Jim Welsh of Welsh Money Management has been publishing his monthly investment letter, “The Financial Commentator”, since 1985. His analysis focuses on Federal Reserve monetary policy, and how policy affects the economy and the financial markets.
Investment letter – April 3, 2009
In the last three weeks, three significant policy announcements have been made. The Federal Reserve stated it is firmly committed to Quantitative Easing and will double its balance sheet before the end of 2009. Treasury Secretary Geithner announced a plan to get toxic assets off of bank balance sheets. And yesterday, FASB announced it is going to give bankers the discretion of valuing their toxic assets. Although the market initially responded favorably to each announcement, it did subsequently sell off after the Fed’s and Geithner’s announcements in the following days. This indicates that there is still a fair amount of selling pressure in the market.
The market has also been responding to economic news that has been viewed as being ‘positive’. On Tuesday, consumer confidence went up from 25.3 to 26 in February. Yippee! Too bad that the 25.3 in January was lowest number ever recorded since they started keeping records in 1967. On Wednesday, construction spending was reported down .9% in February, rather than the -1.5% expected. Good news!
But if one bothers to look at the data a different picture shows up. In January, non-residential construction was down -4.3%, largest drop in 15 years. In February, non-residential spending was up .3%, which is why the overall number wasn’t as negative. In effect, it declined 14 times as much in January as it rose in February, and that’s good news?
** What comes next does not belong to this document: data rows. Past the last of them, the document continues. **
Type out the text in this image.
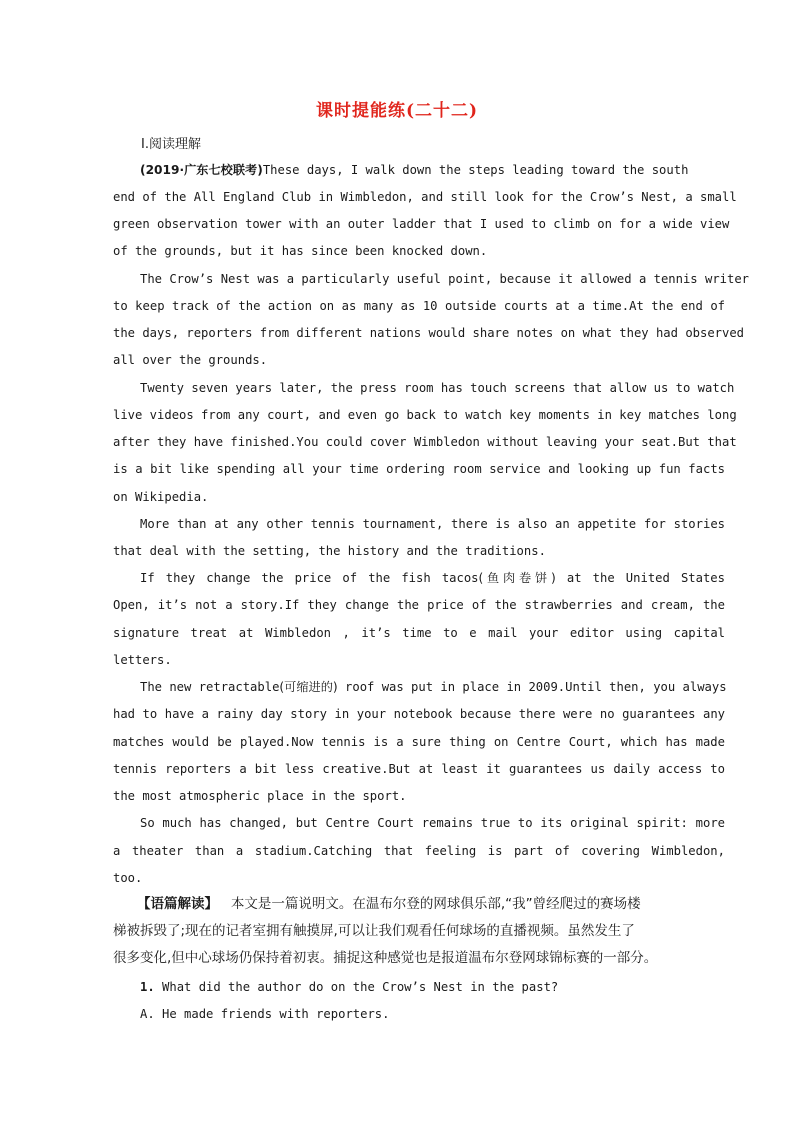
课时提能练(二十二)
Ⅰ.阅读理解
(2019·广东七校联考)These days, I walk down the steps leading toward the south
end of the All England Club in Wimbledon, and still look for the Crow’s Nest, a small
green observation tower with an outer ladder that I used to climb on for a wide view
of the grounds, but it has since been knocked down.
The Crow’s Nest was a particularly useful point, because it allowed a tennis writer
to keep track of the action on as many as 10 outside courts at a time.At the end of
the days, reporters from different nations would share notes on what they had observed
all over the grounds.
Twenty seven years later, the press room has touch screens that allow us to watch
live videos from any court, and even go back to watch key moments in key matches long
after they have finished.You could cover Wimbledon without leaving your seat.But that
is a bit like spending all your time ordering room service and looking up fun facts
on Wikipedia.
More than at any other tennis tournament, there is also an appetite for stories
that deal with the setting, the history and the traditions.
If they change the price of the fish tacos(鱼肉卷饼) at the United States
Open, it’s not a story.If they change the price of the strawberries and cream, the
signature treat at Wimbledon , it’s time to e mail your editor using capital
letters.
The new retractable(可缩进的) roof was put in place in 2009.Until then, you always
had to have a rainy day story in your notebook because there were no guarantees any
matches would be played.Now tennis is a sure thing on Centre Court, which has made
tennis reporters a bit less creative.But at least it guarantees us daily access to
the most atmospheric place in the sport.
So much has changed, but Centre Court remains true to its original spirit: more
a theater than a stadium.Catching that feeling is part of covering Wimbledon,
too.
【语篇解读】 本文是一篇说明文。在温布尔登的网球俱乐部,“我”曾经爬过的赛场楼
梯被拆毁了;现在的记者室拥有触摸屏,可以让我们观看任何球场的直播视频。虽然发生了
很多变化,但中心球场仍保持着初衷。捕捉这种感觉也是报道温布尔登网球锦标赛的一部分。
1. What did the author do on the Crow’s Nest in the past?
A. He made friends with reporters.
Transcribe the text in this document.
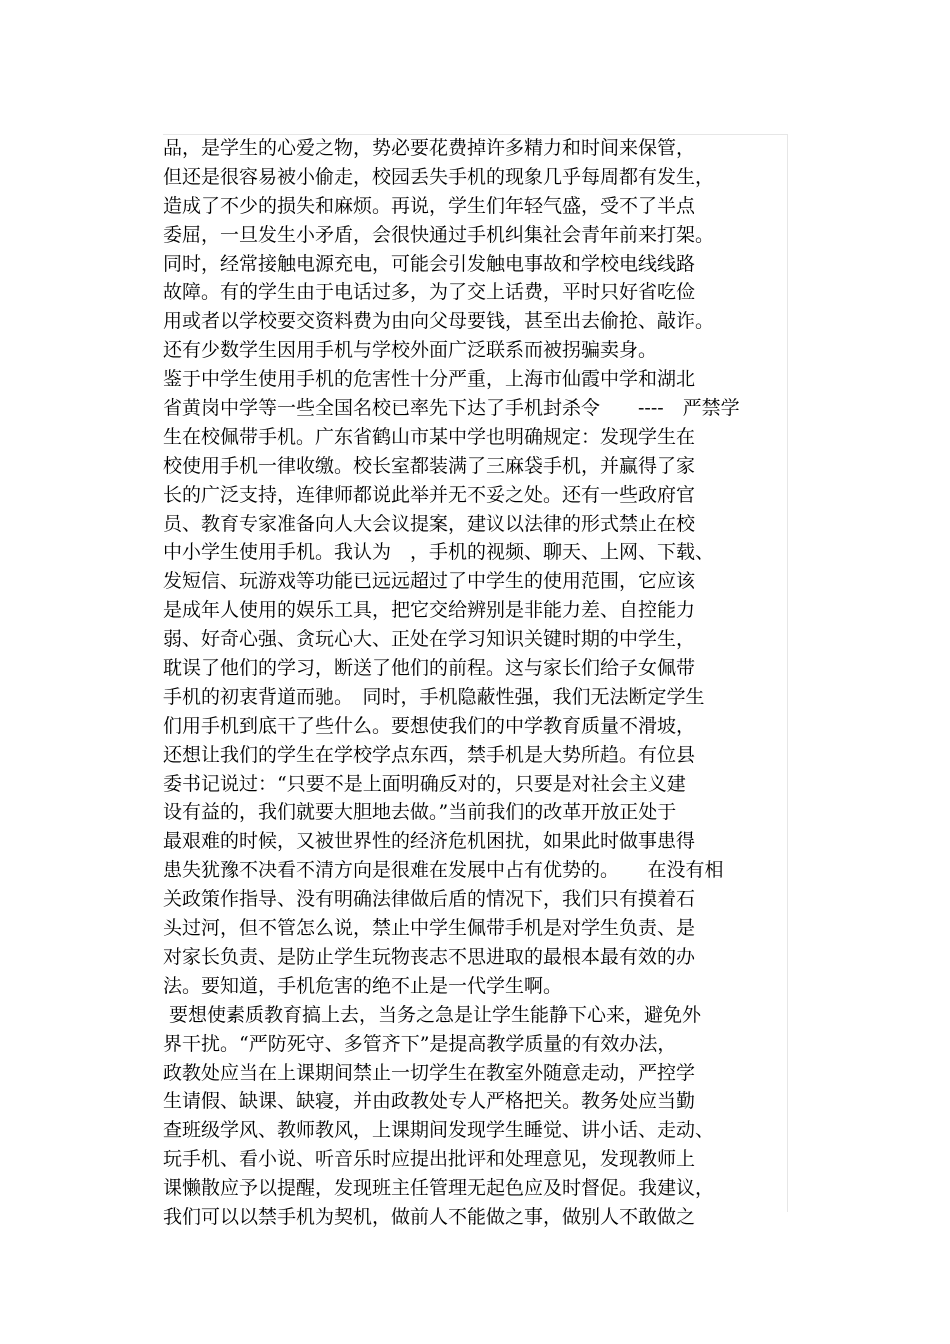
品，是学生的心爱之物，势必要花费掉许多精力和时间来保管，
但还是很容易被小偷走，校园丢失手机的现象几乎每周都有发生，
造成了不少的损失和麻烦。再说，学生们年轻气盛，受不了半点
委屈，一旦发生小矛盾，会很快通过手机纠集社会青年前来打架。
同时，经常接触电源充电，可能会引发触电事故和学校电线线路
故障。有的学生由于电话过多，为了交上话费，平时只好省吃俭
用或者以学校要交资料费为由向父母要钱，甚至出去偷抢、敲诈。
还有少数学生因用手机与学校外面广泛联系而被拐骗卖身。
鉴于中学生使用手机的危害性十分严重，上海市仙霞中学和湖北
省黄岗中学等一些全国名校已率先下达了手机封杀令　　----　严禁学
生在校佩带手机。广东省鹤山市某中学也明确规定：发现学生在
校使用手机一律收缴。校长室都装满了三麻袋手机，并赢得了家
长的广泛支持，连律师都说此举并无不妥之处。还有一些政府官
员、教育专家准备向人大会议提案，建议以法律的形式禁止在校
中小学生使用手机。我认为　，手机的视频、聊天、上网、下载、
发短信、玩游戏等功能已远远超过了中学生的使用范围，它应该
是成年人使用的娱乐工具，把它交给辨别是非能力差、自控能力
弱、好奇心强、贪玩心大、正处在学习知识关键时期的中学生，
耽误了他们的学习，断送了他们的前程。这与家长们给子女佩带
手机的初衷背道而驰。　同时，手机隐蔽性强，我们无法断定学生
们用手机到底干了些什么。要想使我们的中学教育质量不滑坡，
还想让我们的学生在学校学点东西，禁手机是大势所趋。有位县
委书记说过：“只要不是上面明确反对的，只要是对社会主义建
设有益的，我们就要大胆地去做。”当前我们的改革开放正处于
最艰难的时候，又被世界性的经济危机困扰，如果此时做事患得
患失犹豫不决看不清方向是很难在发展中占有优势的。　　在没有相
关政策作指导、没有明确法律做后盾的情况下，我们只有摸着石
头过河，但不管怎么说，禁止中学生佩带手机是对学生负责、是
对家长负责、是防止学生玩物丧志不思进取的最根本最有效的办
法。要知道，手机危害的绝不止是一代学生啊。
要想使素质教育搞上去，当务之急是让学生能静下心来，避免外
界干扰。“严防死守、多管齐下”是提高教学质量的有效办法，
政教处应当在上课期间禁止一切学生在教室外随意走动，严控学
生请假、缺课、缺寝，并由政教处专人严格把关。教务处应当勤
查班级学风、教师教风，上课期间发现学生睡觉、讲小话、走动、
玩手机、看小说、听音乐时应提出批评和处理意见，发现教师上
课懒散应予以提醒，发现班主任管理无起色应及时督促。我建议，
我们可以以禁手机为契机，做前人不能做之事，做别人不敢做之
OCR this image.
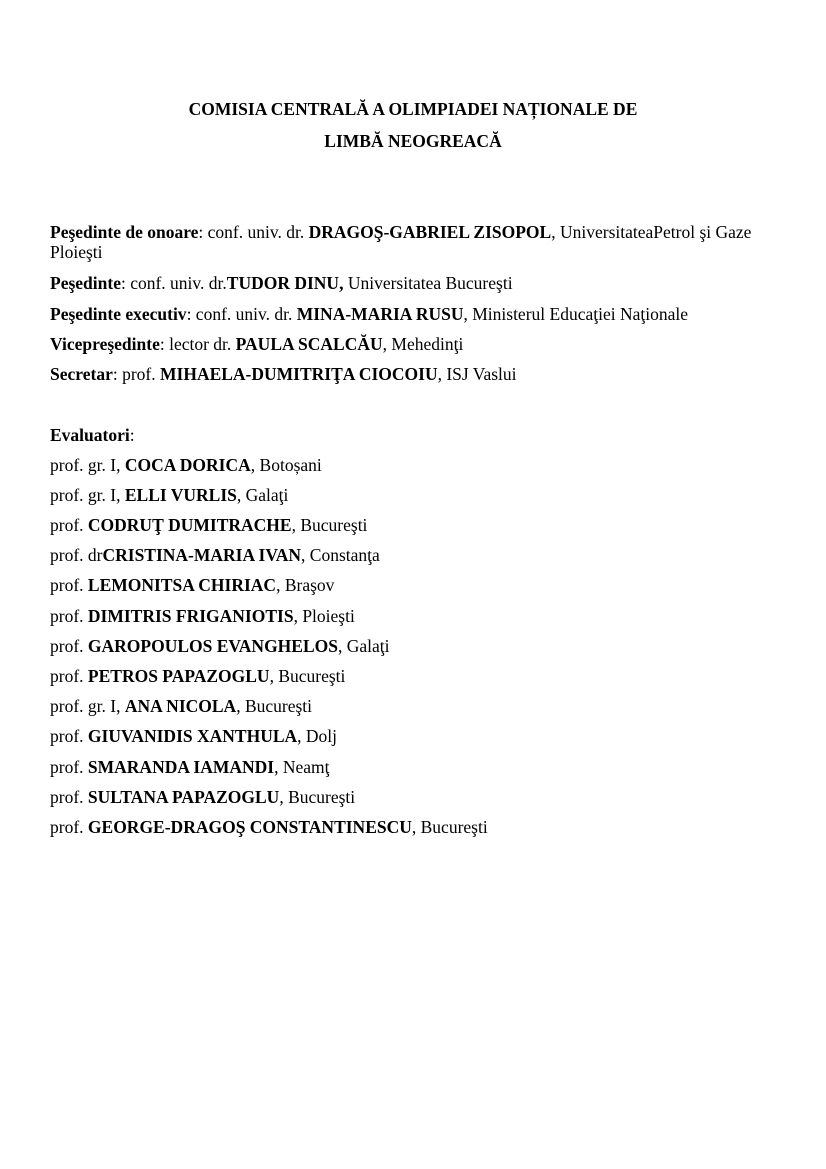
COMISIA CENTRALĂ A OLIMPIADEI NAȚIONALE DE
LIMBĂ NEOGREACĂ
Peşedinte de onoare: conf. univ. dr. DRAGOŞ-GABRIEL ZISOPOL, UniversitateaPetrol şi Gaze Ploieşti
Peşedinte: conf. univ. dr.TUDOR DINU, Universitatea Bucureşti
Peşedinte executiv: conf. univ. dr. MINA-MARIA RUSU, Ministerul Educaţiei Naţionale
Vicepreşedinte: lector dr. PAULA SCALCĂU, Mehedinţi
Secretar: prof. MIHAELA-DUMITRIŢA CIOCOIU, ISJ Vaslui
Evaluatori:
prof. gr. I, COCA DORICA, Botoșani
prof. gr. I, ELLI VURLIS, Galaţi
prof. CODRUŢ DUMITRACHE, Bucureşti
prof. drCRISTINA-MARIA IVAN, Constanţa
prof. LEMONITSA CHIRIAC, Braşov
prof. DIMITRIS FRIGANIOTIS, Ploieşti
prof. GAROPOULOS EVANGHELOS, Galaţi
prof. PETROS PAPAZOGLU, Bucureşti
prof. gr. I, ANA NICOLA, Bucureşti
prof. GIUVANIDIS XANTHULA, Dolj
prof. SMARANDA IAMANDI, Neamţ
prof. SULTANA PAPAZOGLU, Bucureşti
prof. GEORGE-DRAGOŞ CONSTANTINESCU, Bucureşti
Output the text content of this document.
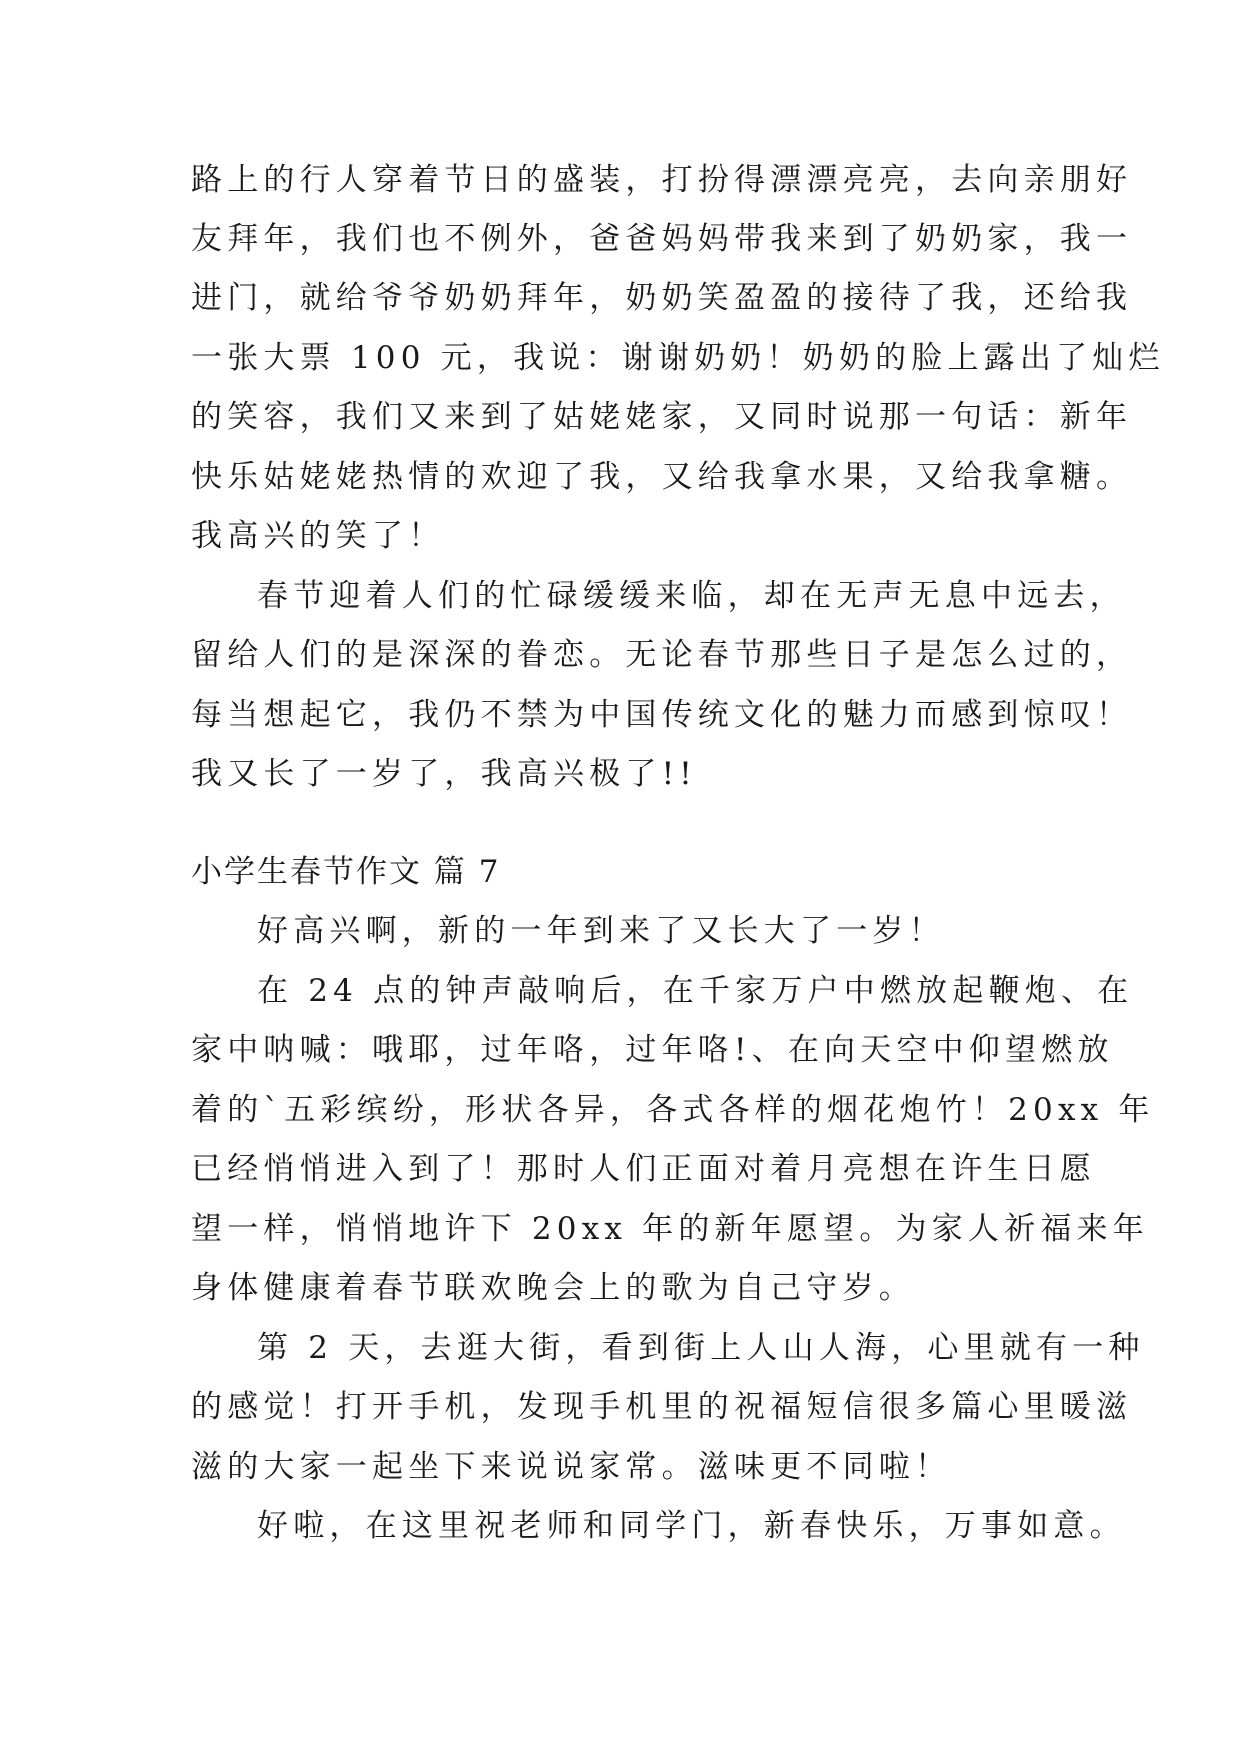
路上的行人穿着节日的盛装，打扮得漂漂亮亮，去向亲朋好
友拜年，我们也不例外，爸爸妈妈带我来到了奶奶家，我一
进门，就给爷爷奶奶拜年，奶奶笑盈盈的接待了我，还给我
一张大票 100 元，我说：谢谢奶奶！奶奶的脸上露出了灿烂
的笑容，我们又来到了姑姥姥家，又同时说那一句话：新年
快乐姑姥姥热情的欢迎了我，又给我拿水果，又给我拿糖。
我高兴的笑了！
春节迎着人们的忙碌缓缓来临，却在无声无息中远去，
留给人们的是深深的眷恋。无论春节那些日子是怎么过的，
每当想起它，我仍不禁为中国传统文化的魅力而感到惊叹！
我又长了一岁了，我高兴极了!!
小学生春节作文 篇 7
好高兴啊，新的一年到来了又长大了一岁！
在 24 点的钟声敲响后，在千家万户中燃放起鞭炮、在
家中呐喊：哦耶，过年咯，过年咯!、在向天空中仰望燃放
着的`五彩缤纷，形状各异，各式各样的烟花炮竹！20xx 年
已经悄悄进入到了！那时人们正面对着月亮想在许生日愿
望一样，悄悄地许下 20xx 年的新年愿望。为家人祈福来年
身体健康着春节联欢晚会上的歌为自己守岁。
第 2 天，去逛大街，看到街上人山人海，心里就有一种
的感觉！打开手机，发现手机里的祝福短信很多篇心里暖滋
滋的大家一起坐下来说说家常。滋味更不同啦！
好啦，在这里祝老师和同学门，新春快乐，万事如意。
This morning the Labor Department announced that another 663,000 jobs were lost in March, bringing the total job losses since December 2007 to 5.1 million. The average work week dropped to 33.2 hours, a new record low. In the next six months, the economy will lose at least another 2 million jobs, and the unemployment rate will exceed 10%. The jobs decline and lower personal income will cause default rates on every type of credit to increase, which will increase bank losses, and curb consumer demand. This will continue to be a very difficult environment for most companies to generate earnings.
The announcements by the Fed, Treasury, and FASB will provide some incremental help for the banking system. But they will not keep home prices from falling further, credit card default rates from climbing, commercial real estate values from declining either, and another 2 million jobs will be lost in the next 6 months. The charts below show that the credit markets for residential and commercial real estate have not improved despite these announcements.
As I wrote in the March 23 letter, “Between 1966 and 1982, the absolute price low was made in December 1974 when the DJIA traded at 577, even though the secular bear market ran for almost 8 more years. My hope is that the March 6 low will be the low for this secular bear market.” The odds have increased that the March 6 low will hold for an extended time. However, the challenges are still so great that preservation of capital should remain the primary goal. Bull markets climb a wall of worry. But can this market jump the crater that persists in the banking system, credit market, and real economy? Not without a correction. My guess is that the initial rally off the March 6 low is just about over, since there are no more policy rabbits to be pulled from the government’s hat. I don’t think the S&P will get over 860, without first undergoing a correction. Although the market may hold up for a week or two, a pullback to 760-775 is coming. And if those rabbits prove to be scarecrows, and fail to deliver the help needed and now expected, a decline to lower levels is not out of the question.